Google Social Analytics: How the Pages Report Can Boost Content & Social Performance
Google’s new social reporting in Analytics rolled out recently and many site owners are pleased to have data that tracks social media ROI integrated right into the analytics they use every day. With six new reporting functions, there’s lots of ways you can assess the value of social media in conversions, the value individual social networks have and how your content is shared across networks.
In this post, we’ll hone in on the Pages report and how you can use it to track content performance across social networks and grow community. This short-and-sweet post is a prelude to a more in-depth look at the new social reporting in Google Analytics in our SEO Newsletter, set to hit inboxes this week. But because we love you, we’ll give you access to the Analytics article a little early.
To get started in Google’s new social reporting, go to Traffic Sources > Social. You’ll then see the six reports available to you underneath the main navigation. Let’s get started, shall we?
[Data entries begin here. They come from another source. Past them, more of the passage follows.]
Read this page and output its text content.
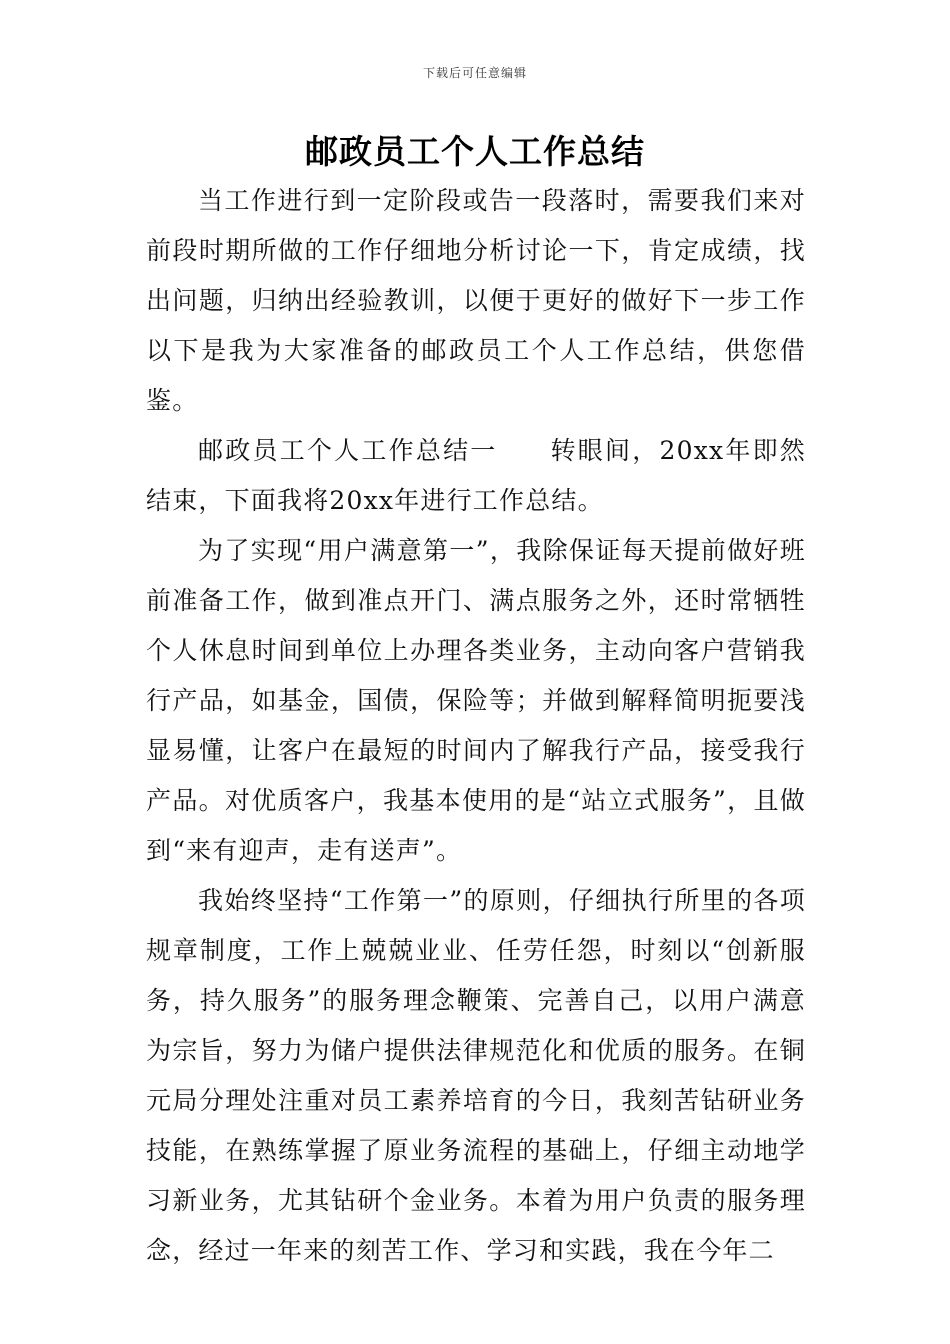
下载后可任意编辑
邮政员工个人工作总结

当工作进行到一定阶段或告一段落时，需要我们来对前段时期所做的工作仔细地分析讨论一下，肯定成绩，找出问题，归纳出经验教训，以便于更好的做好下一步工作以下是我为大家准备的邮政员工个人工作总结，供您借鉴。

邮政员工个人工作总结一 转眼间，20xx年即然结束，下面我将20xx年进行工作总结。

为了实现“用户满意第一”，我除保证每天提前做好班前准备工作，做到准点开门、满点服务之外，还时常牺牲个人休息时间到单位上办理各类业务，主动向客户营销我行产品，如基金，国债，保险等；并做到解释简明扼要浅显易懂，让客户在最短的时间内了解我行产品，接受我行产品。对优质客户，我基本使用的是“站立式服务”，且做到“来有迎声，走有送声”。

我始终坚持“工作第一”的原则，仔细执行所里的各项规章制度，工作上兢兢业业、任劳任怨，时刻以“创新服务，持久服务”的服务理念鞭策、完善自己，以用户满意为宗旨，努力为储户提供法律规范化和优质的服务。在铜元局分理处注重对员工素养培育的今日，我刻苦钻研业务技能，在熟练掌握了原业务流程的基础上，仔细主动地学习新业务，尤其钻研个金业务。本着为用户负责的服务理念，经过一年来的刻苦工作、学习和实践，我在今年二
Google Social Analytics: The Pages Report
Under Social > Pages, you’ll see a table with your top-performing content for any given time period.
If you select a URL, it drills down into which social networks that particular content is driving traffic from. You can see visits, pageviews, average time per visit and pages per visit per social network.
Not only can this give you an idea of how that content performed across social networks, but which social network is driving the most traffic to your site and the behavior of the different audiences and how they interact with that Web page and the rest of your site when coming from varying social networks.
When viewing this table, the default is the “social network” tab; but you can select the link next to it called “social networks and action” to view a sum of the social activities that occurred on that post. For this, go to:
Pages > Select URL > Social Network and Action link
Social activities are defined as what types of actions occurred on that content – were they comments? +1s? Bookmarks? Do people tend to save the content to read it later or share it? Does some content receive more comments than other types of content? You can find all that information here.
Keep in mind, this data is only available from what Google dubs “Social Data Hub” partners. These are social networks (about 20 of them currently) that have opted to share additional information about their activity streams with Google. Google Plus is obviously on this list. Twitter, LinkedIn and Facebook are obviously not. Boo.
Taking the social activities data a step further, access the Activity Stream tab in the upper left corner of the Social Referral graph to have a look at who is sharing your content and what people are saying about it as they post. Again, this activity is only available for Social Data Hub partners. Go to:
Pages > Select URL > Activity Stream tab
So, are you on Google Plus yet? Are any of these people in your circles? How can you reach out to them if not? How will you join in on the conversation you’re missing about your own content? The Activity Stream offers many opportunities to expand and build community.
The Pages report also can uncover some very interesting data about the social networks you may want to pay more or less attention to. If lots of people are sharing your content in a social network you may have been neglecting, perhaps it’s time to give it some attention.
You might have to take a look to see if your Web pages are set up for easy social sharing in those networks. You may want to have a look at if certain topics spark engagement in certain social networks to understand what those audiences are interested in.